Using the relativistic transformation of electromagnetic fields, the electromagnetic field produced by \( q_1 \) at position \( \vec{r}_{12} \) at that instant satisfies

$$ \begin{cases} \vec{E}(\vec{r}_{12}) = \left[ \gamma \vec{\vec{I}} - (\gamma - 1) \frac{\vec{v}_1 \vec{v}_1}{|\vec{v}_1|^2} \right] \cdot \frac{1}{4\pi\varepsilon_0} \frac{q_1 \vec{r}_{12}'}{|\vec{r}_{12}'|^3} \\\\ \vec{B}(\vec{r}_{12}) = \gamma \frac{\vec{v}_1}{c^2} \times \frac{1}{4\pi\varepsilon_0} \frac{q_1 \vec{r}_{12}'}{|\vec{r}_{12}'|^3} \end{cases} \tag{23} $$

where

$$ \vec{r}_{12}' = \left[ \vec{\vec{I}} + (\gamma - 1) \frac{\vec{v}_1 \vec{v}_1}{|\vec{v}_1|^2} \right] \vec{r}_{12} \tag{24} $$

Note that for a real current element, besides the moving charge carriers, there should be stationary charges maintaining overall electrical neutrality.
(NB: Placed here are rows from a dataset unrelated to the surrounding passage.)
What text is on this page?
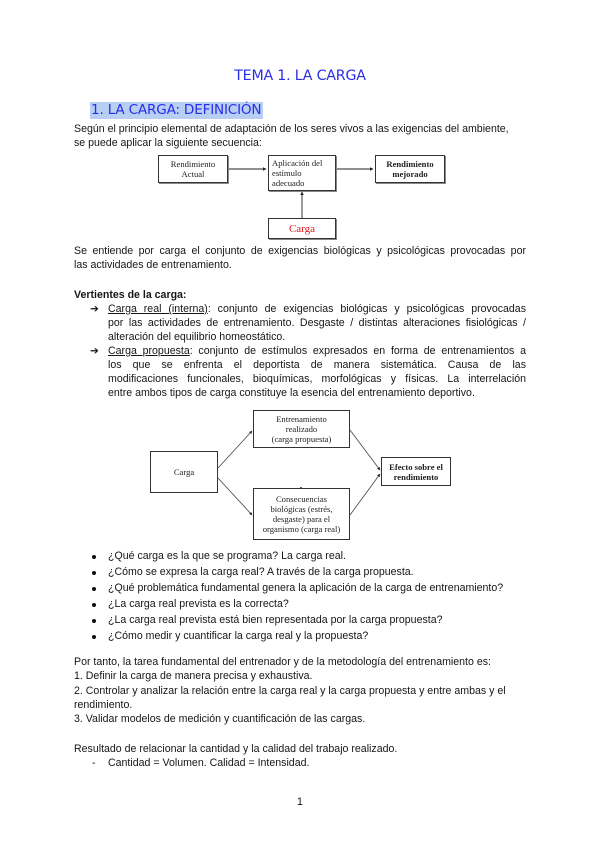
TEMA 1. LA CARGA
1. LA CARGA: DEFINICIÓN
Según el principio elemental de adaptación de los seres vivos a las exigencias del ambiente,
se puede aplicar la siguiente secuencia:
Rendimiento
Actual
Aplicación del
estímulo
adecuado
Rendimiento
mejorado
Carga
Se entiende por carga el conjunto de exigencias biológicas y psicológicas provocadas por
las actividades de entrenamiento.
Vertientes de la carga:
➔ Carga real (interna): conjunto de exigencias biológicas y psicológicas provocadas
por las actividades de entrenamiento. Desgaste / distintas alteraciones fisiológicas /
alteración del equilibrio homeostático.
➔ Carga propuesta: conjunto de estímulos expresados en forma de entrenamientos a
los que se enfrenta el deportista de manera sistemática. Causa de las
modificaciones funcionales, bioquímicas, morfológicas y físicas. La interrelación
entre ambos tipos de carga constituye la esencia del entrenamiento deportivo.
Carga
Entrenamiento
realizado
(carga propuesta)
Consecuencias
biológicas (estrés,
desgaste) para el
organismo (carga real)
Efecto sobre el
rendimiento
¿Qué carga es la que se programa? La carga real.
¿Cómo se expresa la carga real? A través de la carga propuesta.
¿Qué problemática fundamental genera la aplicación de la carga de entrenamiento?
¿La carga real prevista es la correcta?
¿La carga real prevista está bien representada por la carga propuesta?
¿Cómo medir y cuantificar la carga real y la propuesta?
Por tanto, la tarea fundamental del entrenador y de la metodología del entrenamiento es:
1. Definir la carga de manera precisa y exhaustiva.
2. Controlar y analizar la relación entre la carga real y la carga propuesta y entre ambas y el
rendimiento.
3. Validar modelos de medición y cuantificación de las cargas.
Resultado de relacionar la cantidad y la calidad del trabajo realizado.
- Cantidad = Volumen. Calidad = Intensidad.
1
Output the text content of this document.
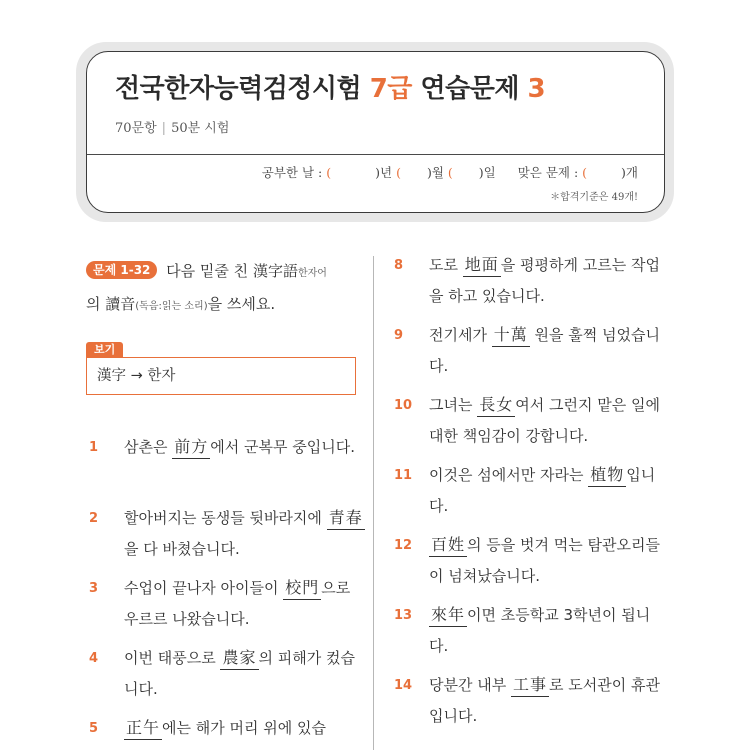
전국한자능력검정시험 7급 연습문제 3
70문항 | 50분 시험
공부한 날 : (	)년 ( )월 ( )일 맞은 문제 : (	)개
＊합격기준은 49개!
문제 1-32 다음 밑줄 친 漢字語한자어
의 讀音(독음:읽는 소리)을 쓰세요.
보기
漢字 → 한자
1	삼촌은 前方 에서 군복무 중입니다.
2	할아버지는 동생들 뒷바라지에 青春을 다 바쳤습니다.
3	수업이 끝나자 아이들이 校門 으로 우르르 나왔습니다.
4	이번 태풍으로 農家 의 피해가 컸습니다.
5	正午 에는 해가 머리 위에 있습
8	도로 地面 을 평평하게 고르는 작업을 하고 있습니다.
9	전기세가 十萬 원을 훌쩍 넘었습니다.
10	그녀는 長女 여서 그런지 맡은 일에 대한 책임감이 강합니다.
11	이것은 섬에서만 자라는 植物 입니다.
12	百姓 의 등을 벗겨 먹는 탐관오리들이 넘쳐났습니다.
13	來年 이면 초등학교 3학년이 됩니다.
14	당분간 내부 工事 로 도서관이 휴관입니다.
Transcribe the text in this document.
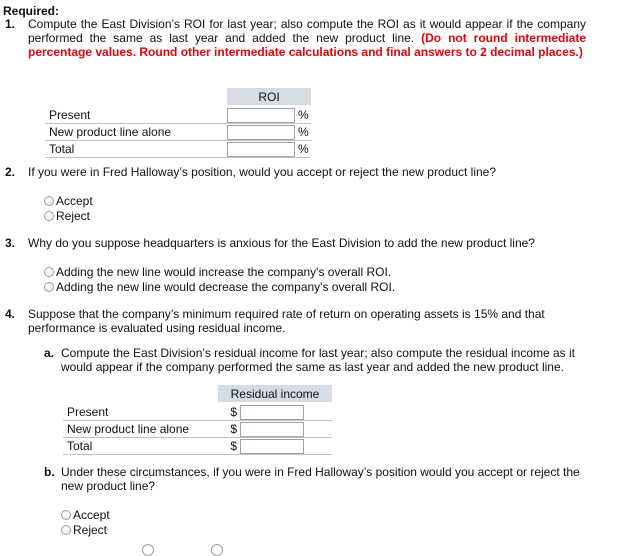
Required:
1. Compute the East Division’s ROI for last year; also compute the ROI as it would appear if the company performed the same as last year and added the new product line. (Do not round intermediate percentage values. Round other intermediate calculations and final answers to 2 decimal places.)
	ROI	
Present		%
New product line alone		%
Total		%
2. If you were in Fred Halloway’s position, would you accept or reject the new product line?
Accept
Reject
3. Why do you suppose headquarters is anxious for the East Division to add the new product line?
Adding the new line would increase the company's overall ROI.
Adding the new line would decrease the company's overall ROI.
4. Suppose that the company’s minimum required rate of return on operating assets is 15% and that performance is evaluated using residual income.
a. Compute the East Division’s residual income for last year; also compute the residual income as it would appear if the company performed the same as last year and added the new product line.
	Residual income		
Present	$	

New product line alone	$	

Total	$	

b. Under these circumstances, if you were in Fred Halloway’s position would you accept or reject the new product line?
Accept
Reject
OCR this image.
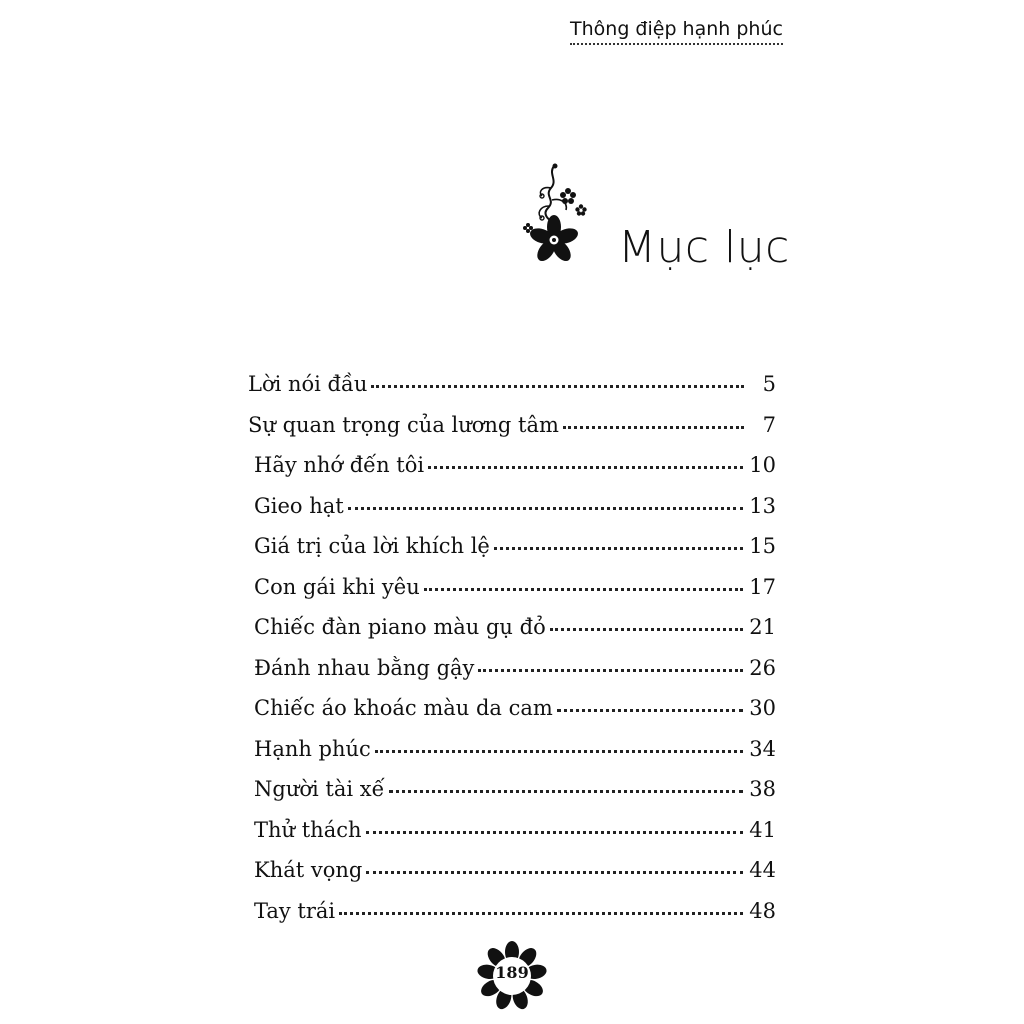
Thông điệp hạnh phúc
Mục lục
Lời nói đầu	5
Sự quan trọng của lương tâm	7
Hãy nhớ đến tôi	10
Gieo hạt	13
Giá trị của lời khích lệ	15
Con gái khi yêu	17
Chiếc đàn piano màu gụ đỏ	21
Đánh nhau bằng gậy	26
Chiếc áo khoác màu da cam	30
Hạnh phúc	34
Người tài xế	38
Thử thách	41
Khát vọng	44
Tay trái	48
189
Therefore, the actual electric field, after accounting for the stationary charges, should be negligible and is not considered here.

Thus, under the approximation \( v \ll c \), the net force on \( q_2 \) is

$$ \begin{align} \vec{F}_{12} =&\ q_2 \vec{v}_2 \times \vec{B} \\ =&\ q_2 \vec{v}_2 \times \left( \frac{\vec{v}_1}{c^2} \times \frac{1}{4\pi\varepsilon_0} \cdot \frac{q_1 \vec{r}_{12}}{|\vec{r}_{12}|^3} \right) \\ =&\ \frac{\mu_0}{4\pi} \frac{q_2 \vec{v}_2 \times \left( q_1 \vec{v}_1 \times \vec{r}_{12} \right)}{|\vec{r}_{12}|^3} \end{align} \tag{25} $$

If we treat the moving charge \( q\vec{v} \) as a current element \( i d\vec{l} \), then

$$ \vec{F}_{12} = \frac{\mu_0}{4\pi} \frac{(i_2 d\vec{l}_2) \times \left( (i_1 d\vec{l}_1) \times \vec{r}_{12} \right)}{|\vec{r}_{12}|^3} \tag{26} $$

This is consistent with the form of the modern Ampere’s Law.